No crying in baseball? It’s the gospel truth. No parking on the dance floor? We can live with that. No grunting in tennis? UNNNHHH! I don’t think so.

Monica Seles’ grunt is as indelible a battle cry as Godzilla’s high-pitched wail. Like the mighty monster, Seles emits it as a prelude to attack. Oftentimes, her opponents do not take kindly to the Seles grunt.

“She’s screaming at the top of her lungs,” complained Jennifer Capriati during the Acura Classic earlier this month in Carlsbad, Calif. Seles won that match, 6-3, 6-3, and then beat Martina Hingis in the semifinals before succumbing to Venus Williams in the final. It’s funny, though, how Seles’ diaphragm reflexes become so much more noisome as her level of play improves.

Monica Seles is 27 and something of an afterthought — more a burp than a grunt — in this year’s US Open. She is not a Williams sister or a top seed like Hingis. She is not a returned-to-the-fold Capriati, whose Jenaissance has been well-documented — and deservedly so. She is not a Belgian belle, a la Kim Clijsters or Justine Henin, the 5th- and 6th-seeds, respectively.

But as she proved once again this morning with a decisive 6-2, 6-3 victory against Eleni Daniilidou, she is capable of winning this tournament. Seles is the only female two-time Open champion entered into this draw. Last year Seles had the 4th-best singles record (58-13) on the Sanex WTA Tour, behind only Lindsay Davenport, Martina Hingis and Venus Williams. If you consider that those three combined to serve Seles 11 of her 13 losses and Pierce, the 2000 French Open champion, added another, then you can say that, with one exception, her only losses last year came to Grand Slam winners of 2000 and Hingis, the No. 1 player in the world.

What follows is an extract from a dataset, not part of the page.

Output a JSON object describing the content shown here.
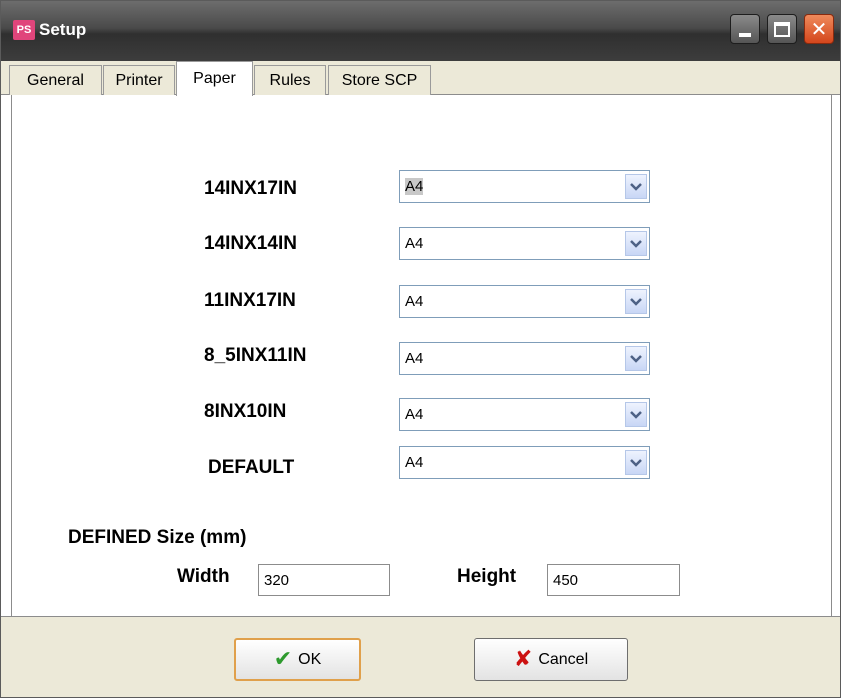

Seles, however, has had a remarkably quiet year for someone who began 2001 with the best active career record (441-78, .821) in women’s tennis. She suffered a stress-fracture in her right foot which rendered her inactive from mid-March through mid-July, including the French Open and Wimbledon. The four-time Australian Open winner lost to eventual champ Capriati in the quarterfinals.

Since returning from her foot injury, Seles has acquitted herself quite well in preparing for the year’s final Grand Slam. In four different hard court events this summer, she has twice beaten Capriati and Hingis and twice advanced to the final, losing to Davenport and Venus Williams. That she is still losing to the Sanex WTA Tour’s biggest hitters is not lost on Seles. This year she has hired a full-time trainer, Lisa Reed, with the goal of making those grunts even more imposing.

“Definitely, physically everybody is a lot stronger,” Seles said today after winning her third-round match. “Everybody’s goal is to get really strong, which beforehand we had a few players, but the other players didn’t even want to get strong because they felt, `We don’t want to go down that road.’ Now everybody wants to go down that road.

“The ball is just being hit a lot harder,” she said. “I think kids growing up seeing Martina (Navratilova), Steffi (Graf) and myself realized, We got to hit it harder.”

Now Seles realizes that if she is to remain among the elite, she must grunt in the weight room, too. Not that she has to enjoy it. “I’m not that crazy on doing weights,” said Seles. “If you would give me a choice between playing tennis even three hours or going to the weight room for an hour, I would pick tennis. But that’s just because I love the game.”